What Next?: Three Books to Read After JANE EYRE by Charlotte Bronte
When Book Riot asked you what your favorite books were, Jane Eyre came out number three, just after To Kill a Mockingbird and Pride and Prejudice (though I’m of the opinion that Jane and Rochester could take Elizabeth and Darcy any day of the week, especially Sundays). So you’ve read Jane Eyre a million times and seen all made-for-TV adaptations–what next? Here are a few literary stops you could take:
1. Wide Sargasso Sea by Jean Rhys
I’m not usually a fan of modern re-tellings of classics (get your own story, amirite), but Bronte’s madwoman in the attic really deserved her own narrative. When we meet her, she’s been locked up by her husband for years, existing in a violent, manic state with small spots of lucidity. Where did she come from? What part did she play in deceiving Rochester? Did she ever love him, did he love her? Jean Rhys gives the character dimension, backstory, and makes her both more sympathetic and more culpable.
2. Wives and Daughters by Elizabeth Gaskell
In early-1830s England, Molly lives with her adored widow of a father. He remarries, and into Molly’s world comes a close-minded, priggish stepmother and her wild-but-lovable daughter Cynthia. Class divisions, Darwinism, the societal limits on the intellectual life of women, the authority of men over women–they are all carefully examined against the backdrop of quaint-but-biting English village society. You can have your Victorian Romance AND your biting social criticism and eat it, too. Or something.

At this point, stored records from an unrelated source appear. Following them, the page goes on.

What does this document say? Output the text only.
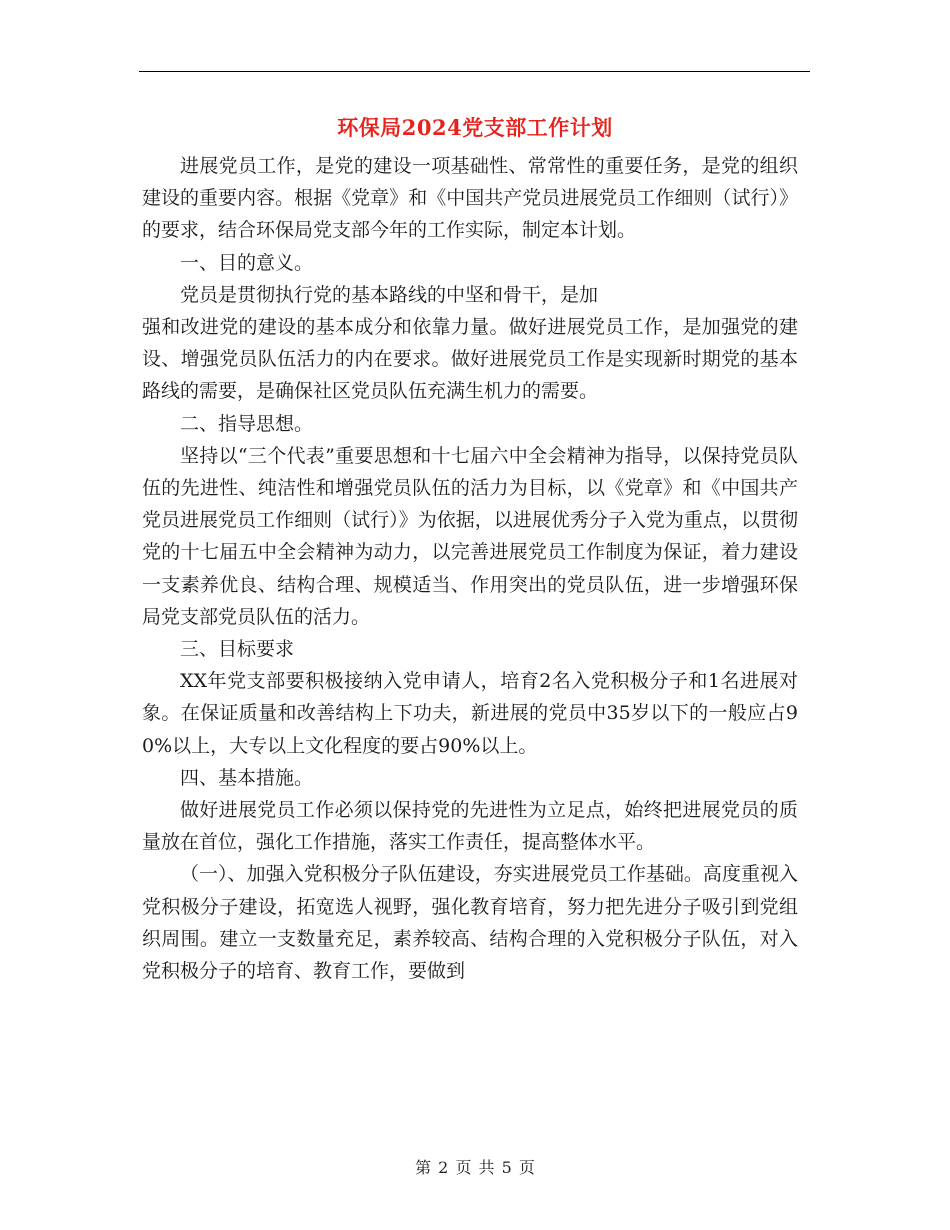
环保局2024党支部工作计划

进展党员工作，是党的建设一项基础性、常常性的重要任务，是党的组织建设的重要内容。根据《党章》和《中国共产党员进展党员工作细则（试行）》的要求，结合环保局党支部今年的工作实际，制定本计划。

一、目的意义。

党员是贯彻执行党的基本路线的中坚和骨干，是加

强和改进党的建设的基本成分和依靠力量。做好进展党员工作，是加强党的建设、增强党员队伍活力的内在要求。做好进展党员工作是实现新时期党的基本路线的需要，是确保社区党员队伍充满生机力的需要。

二、指导思想。

坚持以“三个代表”重要思想和十七届六中全会精神为指导，以保持党员队伍的先进性、纯洁性和增强党员队伍的活力为目标，以《党章》和《中国共产党员进展党员工作细则（试行）》为依据，以进展优秀分子入党为重点，以贯彻党的十七届五中全会精神为动力，以完善进展党员工作制度为保证，着力建设一支素养优良、结构合理、规模适当、作用突出的党员队伍，进一步增强环保局党支部党员队伍的活力。

三、目标要求

XX年党支部要积极接纳入党申请人，培育2名入党积极分子和1名进展对象。在保证质量和改善结构上下功夫，新进展的党员中35岁以下的一般应占90%以上，大专以上文化程度的要占90%以上。

四、基本措施。

做好进展党员工作必须以保持党的先进性为立足点，始终把进展党员的质量放在首位，强化工作措施，落实工作责任，提高整体水平。

（一）、加强入党积极分子队伍建设，夯实进展党员工作基础。高度重视入党积极分子建设，拓宽选人视野，强化教育培育，努力把先进分子吸引到党组织周围。建立一支数量充足，素养较高、结构合理的入党积极分子队伍，对入党积极分子的培育、教育工作，要做到

第 2 页 共 5 页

3. Middlemarch by George Eliot
Where Charlotte Bronte’s England is dark, brooding, and Byronic, Eliot’s is realistic, razor-sharp, less dramatic but no less brilliant. Where Jane Eyre gives us a tornado of a courtship with an ultimately happy marriage (who deserves it more than Jane?), Middlemarch gives us what really happens in the romances and daily life a Victorian village, along with the not-so-happily-ever-afters that come after the wedding. It’s a worldly, thoughtful, genius novel with multiple narratives where every character is both the villain and the (almost) hero. Virginia Woolf called it “one of the few English novels for grown-up people,” and while I don’t know about the “few” part, the rest is definitely right.